As a professor and director of work force training, job satisfaction for Jaki Taggart is reflected in reports from students who have graduated from Pikes Peak Community College.
Taggart says that her proudest moment was reading a story in the Pikes Peak News, the student newspaper, about a student who returned to the classroom after a 30 years’ absence and described Taggart’s influence.
But Taggart is more than a professor — she’s also an entrepreneur. She operates an Internet-based business, Blackberry Boutique, and she and her husband recently bought The Alumni Bar, which will open Jan. 13.
She took time recently to tell CSBJ about herself and her organization.
Organization: Pikes Peak Community College
Position: Business professor and director of work force training
Hometown: Tuscaloosa, Ala.
How long have you lived in Colorado Springs: My husband and I moved here in 1982 from Beverhaven, Germany.

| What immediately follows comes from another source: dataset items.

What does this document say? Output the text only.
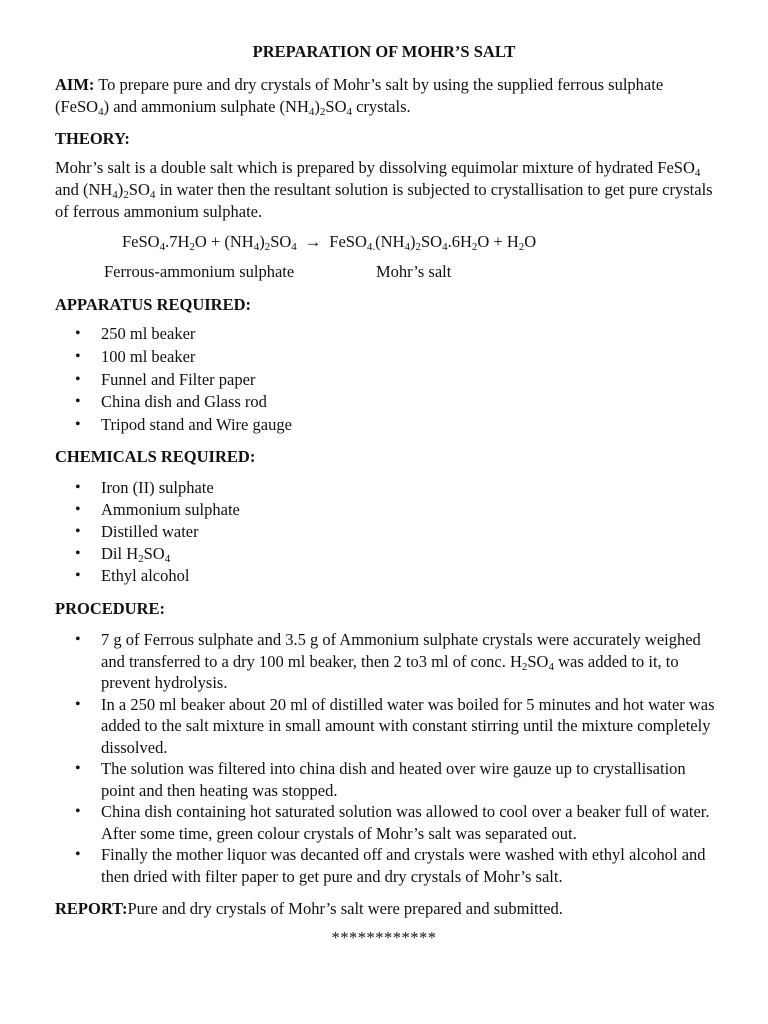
PREPARATION OF MOHR’S SALT
AIM: To prepare pure and dry crystals of Mohr’s salt by using the supplied ferrous sulphate (FeSO$_4$) and ammonium sulphate $(NH_4)_2SO_4$ crystals.
THEORY:
Mohr’s salt is a double salt which is prepared by dissolving equimolar mixture of hydrated FeSO$_4$ and $(NH_4)_2SO_4$ in water then the resultant solution is subjected to crystallisation to get pure crystals of ferrous ammonium sulphate.
$FeSO_4.7H_2O + (NH_4)_2SO_4$ → $FeSO_{4.}(NH_4)_2SO_4.6H_2O + H_2O$
Ferrous-ammonium sulphate	Mohr’s salt
APPARATUS REQUIRED:
• 250 ml beaker
• 100 ml beaker
• Funnel and Filter paper
• China dish and Glass rod
• Tripod stand and Wire gauge
CHEMICALS REQUIRED:
• Iron (II) sulphate
• Ammonium sulphate
• Distilled water
• Dil $H_2SO_4$
• Ethyl alcohol
PROCEDURE:
• 7 g of Ferrous sulphate and 3.5 g of Ammonium sulphate crystals were accurately weighed and transferred to a dry 100 ml beaker, then 2 to3 ml of conc. $H_2SO_4$ was added to it, to prevent hydrolysis.
• In a 250 ml beaker about 20 ml of distilled water was boiled for 5 minutes and hot water was added to the salt mixture in small amount with constant stirring until the mixture completely dissolved.
• The solution was filtered into china dish and heated over wire gauze up to crystallisation point and then heating was stopped.
• China dish containing hot saturated solution was allowed to cool over a beaker full of water. After some time, green colour crystals of Mohr’s salt was separated out.
• Finally the mother liquor was decanted off and crystals were washed with ethyl alcohol and then dried with filter paper to get pure and dry crystals of Mohr’s salt.
REPORT:Pure and dry crystals of Mohr’s salt were prepared and submitted.
************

Education: Bachelor’s degree in organizational management, Colorado Christian University; master’s degree in human resources, Chapman University; Ph.D. in organizational behavior and development; Union University.
A few words about your organization: Pikes Peak Community College is the largest post-secondary educational institution in Colorado Springs and offers the most widely accessible and affordable education in the region. It offers more than 125 programs of study in transfer liberal arts and sciences, career and technical training.
Recent accomplishments: I was featured in an article in Pikes Peak News, the campus newspaper.
A student wrote that I was “exactly the professor a student would want to mentor for whatever career they get into … Never have I experienced a more professional person such as Dr. Taggart in my life.” I also was a keynote speaker for Black History Month at Schriever Air Force Base, and was nominated for Business Citizen of the Year in 2005 by the Greater Colorado Springs Chamber of Commerce.
Biggest career break: In 2001, I opened the Blackberry Boutique, a home-based Internet business specializing in designer suits, hats and purses, furs and leathers for women.
The toughest part of your job: At a community college, there is a lot of student diversity. It is not unusual to have a 65-year-old and a 16-year-old in the same class.
It is sometimes difficult to create balance and design course material/activities that stimulate learning for the gap in age differences.
Someone you admire: Oprah Winfrey. Each year she continues to impress me with her caring, giving spirit. She recently opened a $40 million leadership academy for poor South African girls in the town on Henley-on-Klip, about 40 miles from Johannesburg.
About your family: I’m married to my kindergarten sweetheart, McKinley Taggart. We have two children: Eryn, 23 and Ryan, 20.
Something else you’d like to accomplish: I’d simply like to continue to improve my efforts to be a better educator, entrepreneur and mentor.
How your business will change in the next decade: New technology will revolutionize the classroom. Gone are the days of lecturing and taking attendance. The future holds state-of-the-art multimedia stations which will captivate students with sound, color and real-life effects.
What book are you currently reading? “The Dream Giver” by Bruce Wilkinson
What is the one thing you would change about Colorado Springs? I wish we had “pollution control officers.” We live in one of the most beautiful cities in the world. It makes me angry to see people dumping cigarette butts and other trash out of their car windows.